What projects do you currently have in the works, and how has life been for you after your DS9 experience?
“I have written my first article for the Star Trek Communicator magazine (although I am listed as Gary Trevino, not Jack Trevino – an oversight that the editor assures me he will correct in the next issue) . The article can be found in issue #154, with Brent Spiner on the cover. It’s entitled, “Futures Past” and it covers a fan-based effort called Star Trek: New Voyages.
“The producer’s mission is to bring all new adventures involving Captain Kirk & crew to the screen, or in this case, your computer screen. I suppose their mission began back in 1969, when to the dismay of its legions of fans, Star Trek’s five year mission was prematurely cut short. In its last episode, “Turnabout Intruder,” Captain Kirk walks off saying these cryptic words, “If only…..if only.”

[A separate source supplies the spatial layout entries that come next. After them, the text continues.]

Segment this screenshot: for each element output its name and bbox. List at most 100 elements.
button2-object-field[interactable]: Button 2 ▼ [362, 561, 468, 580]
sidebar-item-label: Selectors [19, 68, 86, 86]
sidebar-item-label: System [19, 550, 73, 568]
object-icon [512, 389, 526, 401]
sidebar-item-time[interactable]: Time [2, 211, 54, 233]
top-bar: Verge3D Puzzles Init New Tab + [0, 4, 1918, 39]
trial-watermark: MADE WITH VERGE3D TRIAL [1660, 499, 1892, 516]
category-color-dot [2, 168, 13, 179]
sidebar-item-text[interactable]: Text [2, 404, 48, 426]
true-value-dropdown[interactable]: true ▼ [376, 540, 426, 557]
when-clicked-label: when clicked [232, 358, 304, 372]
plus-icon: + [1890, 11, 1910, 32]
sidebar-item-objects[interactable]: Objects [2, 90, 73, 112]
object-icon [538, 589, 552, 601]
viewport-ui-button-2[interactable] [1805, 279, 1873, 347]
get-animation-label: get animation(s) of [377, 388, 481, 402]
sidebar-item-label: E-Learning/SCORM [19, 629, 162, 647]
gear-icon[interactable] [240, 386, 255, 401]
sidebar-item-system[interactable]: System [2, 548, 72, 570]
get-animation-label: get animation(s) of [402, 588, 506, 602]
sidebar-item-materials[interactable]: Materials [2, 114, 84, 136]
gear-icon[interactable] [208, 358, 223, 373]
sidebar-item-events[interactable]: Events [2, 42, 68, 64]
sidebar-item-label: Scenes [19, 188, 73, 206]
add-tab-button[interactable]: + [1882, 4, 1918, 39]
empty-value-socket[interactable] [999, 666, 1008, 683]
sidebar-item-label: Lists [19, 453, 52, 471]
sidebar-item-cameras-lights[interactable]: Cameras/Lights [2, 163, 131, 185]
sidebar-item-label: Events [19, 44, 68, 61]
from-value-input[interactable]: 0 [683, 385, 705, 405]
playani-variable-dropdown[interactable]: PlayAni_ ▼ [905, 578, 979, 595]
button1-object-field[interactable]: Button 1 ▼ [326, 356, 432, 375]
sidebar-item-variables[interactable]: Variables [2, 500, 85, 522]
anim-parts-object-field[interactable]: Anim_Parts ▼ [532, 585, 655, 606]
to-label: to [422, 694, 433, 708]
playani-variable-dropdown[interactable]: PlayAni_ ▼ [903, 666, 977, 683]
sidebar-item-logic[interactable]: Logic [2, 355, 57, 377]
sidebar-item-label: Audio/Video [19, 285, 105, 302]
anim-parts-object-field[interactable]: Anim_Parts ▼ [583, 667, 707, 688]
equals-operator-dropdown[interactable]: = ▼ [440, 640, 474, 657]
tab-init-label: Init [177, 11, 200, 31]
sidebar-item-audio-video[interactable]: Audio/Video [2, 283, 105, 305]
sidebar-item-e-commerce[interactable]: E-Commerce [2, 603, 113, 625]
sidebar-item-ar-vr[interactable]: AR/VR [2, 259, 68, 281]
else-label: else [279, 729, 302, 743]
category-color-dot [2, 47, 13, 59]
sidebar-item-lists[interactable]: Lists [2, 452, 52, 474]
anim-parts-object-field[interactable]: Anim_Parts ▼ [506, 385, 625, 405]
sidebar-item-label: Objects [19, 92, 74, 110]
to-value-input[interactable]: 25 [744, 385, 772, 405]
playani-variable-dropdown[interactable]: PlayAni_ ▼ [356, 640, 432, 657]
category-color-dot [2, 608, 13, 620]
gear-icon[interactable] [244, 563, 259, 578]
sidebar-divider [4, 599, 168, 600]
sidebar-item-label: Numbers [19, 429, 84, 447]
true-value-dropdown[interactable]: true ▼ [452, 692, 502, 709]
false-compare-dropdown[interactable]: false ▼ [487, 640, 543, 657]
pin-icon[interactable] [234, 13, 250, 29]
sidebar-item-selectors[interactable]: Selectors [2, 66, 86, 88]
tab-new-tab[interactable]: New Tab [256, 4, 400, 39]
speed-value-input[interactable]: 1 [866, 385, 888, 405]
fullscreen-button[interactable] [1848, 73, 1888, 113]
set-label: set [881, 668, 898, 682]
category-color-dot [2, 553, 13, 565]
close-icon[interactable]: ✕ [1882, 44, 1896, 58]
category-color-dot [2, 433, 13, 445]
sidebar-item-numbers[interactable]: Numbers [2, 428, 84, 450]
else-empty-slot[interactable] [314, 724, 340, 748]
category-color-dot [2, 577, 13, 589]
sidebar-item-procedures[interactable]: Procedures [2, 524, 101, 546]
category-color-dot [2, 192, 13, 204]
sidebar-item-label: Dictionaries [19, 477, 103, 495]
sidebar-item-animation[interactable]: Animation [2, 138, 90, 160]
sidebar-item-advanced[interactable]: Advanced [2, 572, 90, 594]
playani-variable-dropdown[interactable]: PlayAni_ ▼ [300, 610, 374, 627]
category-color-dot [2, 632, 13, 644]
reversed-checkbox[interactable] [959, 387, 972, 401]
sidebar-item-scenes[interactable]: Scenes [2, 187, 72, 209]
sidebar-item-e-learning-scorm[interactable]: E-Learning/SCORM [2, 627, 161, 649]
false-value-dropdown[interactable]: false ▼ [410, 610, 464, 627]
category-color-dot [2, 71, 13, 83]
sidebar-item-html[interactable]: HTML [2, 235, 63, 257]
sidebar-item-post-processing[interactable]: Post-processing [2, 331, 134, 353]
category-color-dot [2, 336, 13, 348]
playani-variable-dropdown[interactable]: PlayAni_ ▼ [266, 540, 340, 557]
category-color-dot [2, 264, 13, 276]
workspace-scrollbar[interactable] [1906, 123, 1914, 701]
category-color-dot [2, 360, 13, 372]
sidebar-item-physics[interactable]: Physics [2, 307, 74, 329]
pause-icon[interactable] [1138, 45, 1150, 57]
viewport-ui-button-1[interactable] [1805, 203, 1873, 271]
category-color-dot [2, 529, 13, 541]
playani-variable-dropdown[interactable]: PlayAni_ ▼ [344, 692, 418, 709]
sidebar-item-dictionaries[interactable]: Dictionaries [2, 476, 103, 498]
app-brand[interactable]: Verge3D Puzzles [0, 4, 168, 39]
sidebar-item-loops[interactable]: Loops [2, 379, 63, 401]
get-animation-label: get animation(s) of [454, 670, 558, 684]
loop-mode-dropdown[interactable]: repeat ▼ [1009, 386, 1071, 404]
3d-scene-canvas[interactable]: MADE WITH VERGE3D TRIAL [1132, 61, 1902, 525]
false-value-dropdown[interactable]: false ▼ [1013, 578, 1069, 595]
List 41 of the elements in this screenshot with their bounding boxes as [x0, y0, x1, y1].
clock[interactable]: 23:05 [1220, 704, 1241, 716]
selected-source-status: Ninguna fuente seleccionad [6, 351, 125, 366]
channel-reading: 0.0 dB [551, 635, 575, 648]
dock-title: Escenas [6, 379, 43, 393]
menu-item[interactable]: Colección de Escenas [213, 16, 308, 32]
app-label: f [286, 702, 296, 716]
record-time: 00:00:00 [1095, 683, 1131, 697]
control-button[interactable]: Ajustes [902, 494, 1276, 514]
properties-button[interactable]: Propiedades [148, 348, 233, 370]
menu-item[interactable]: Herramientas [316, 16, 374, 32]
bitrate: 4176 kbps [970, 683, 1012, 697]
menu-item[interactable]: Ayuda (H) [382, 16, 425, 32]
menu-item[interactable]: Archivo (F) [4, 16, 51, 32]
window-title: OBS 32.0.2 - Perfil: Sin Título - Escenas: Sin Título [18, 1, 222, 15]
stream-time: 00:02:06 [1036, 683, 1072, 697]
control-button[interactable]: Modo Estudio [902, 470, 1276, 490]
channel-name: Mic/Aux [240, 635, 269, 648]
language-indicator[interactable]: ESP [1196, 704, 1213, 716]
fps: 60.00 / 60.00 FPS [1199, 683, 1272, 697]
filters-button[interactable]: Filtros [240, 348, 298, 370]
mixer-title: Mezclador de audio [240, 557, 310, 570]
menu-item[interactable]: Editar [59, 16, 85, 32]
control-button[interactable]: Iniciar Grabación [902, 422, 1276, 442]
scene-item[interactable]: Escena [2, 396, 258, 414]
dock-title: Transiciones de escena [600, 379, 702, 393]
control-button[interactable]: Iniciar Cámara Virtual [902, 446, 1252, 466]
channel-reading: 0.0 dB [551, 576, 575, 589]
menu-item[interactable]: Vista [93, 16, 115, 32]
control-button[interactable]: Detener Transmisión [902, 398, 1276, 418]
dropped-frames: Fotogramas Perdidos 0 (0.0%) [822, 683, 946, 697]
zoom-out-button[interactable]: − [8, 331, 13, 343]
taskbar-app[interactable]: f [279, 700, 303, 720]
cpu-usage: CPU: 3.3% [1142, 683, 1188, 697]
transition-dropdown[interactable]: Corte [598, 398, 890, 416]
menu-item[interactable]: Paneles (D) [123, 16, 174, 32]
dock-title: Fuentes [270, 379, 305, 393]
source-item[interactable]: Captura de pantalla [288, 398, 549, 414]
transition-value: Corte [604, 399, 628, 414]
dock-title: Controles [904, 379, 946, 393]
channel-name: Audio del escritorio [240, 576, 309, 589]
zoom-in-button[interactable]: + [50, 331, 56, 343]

Since that night, many fans of the original series have expanded upon that question, “If only… if only the five year mission would have continued, what fantastic adventures might we have seen?”
“Questions like these had been bouncing around in the minds of producers James Cawley and Jack Marshall when they finally decided to end the speculation and bring New Voyages to the screen. They have two episodes already produced, “Come What May,” and, “In Harm’s Way.” I have the distinct honour to be co-writing the third episode, along with another Star Trek writer, Mr. Ethan Calk (DS9′s Visionary & Children of Time). I hope everyone will pick up a copy of the Communicator, read the article, then go to their website. It can be found at www.newvoyages.com . The effort is non-profit and all of us involved volunteer our services – all for the love of Trek – and that’s a pretty good reason, don’t you think?
“Co-writing the DS9 stories has given me the opportunity to meet so many wonderful and gifted people in the world of Trek. I consider all the people associated with New Voyages to be in the same category as those in the television and movie industry and, in case you couldn’t tell, I am extremely excited to be part of this historic series.
“It is my understanding that New Voyages will have a table at this year’s Grand Slam Convention in Pasadena, California on March 11 – 13, 2005. If you are able to attend, please look for us as I’m sure Jack Marshall and James Cawley want to meet as many fans as possible and introduce you to their exciting series.
Thanks for allowing me the opportunity to answer these fascinating questions.”
Sci Fi Pulse would like to thank Jack Trevino for taking time out of his busy schedule to answer my questions.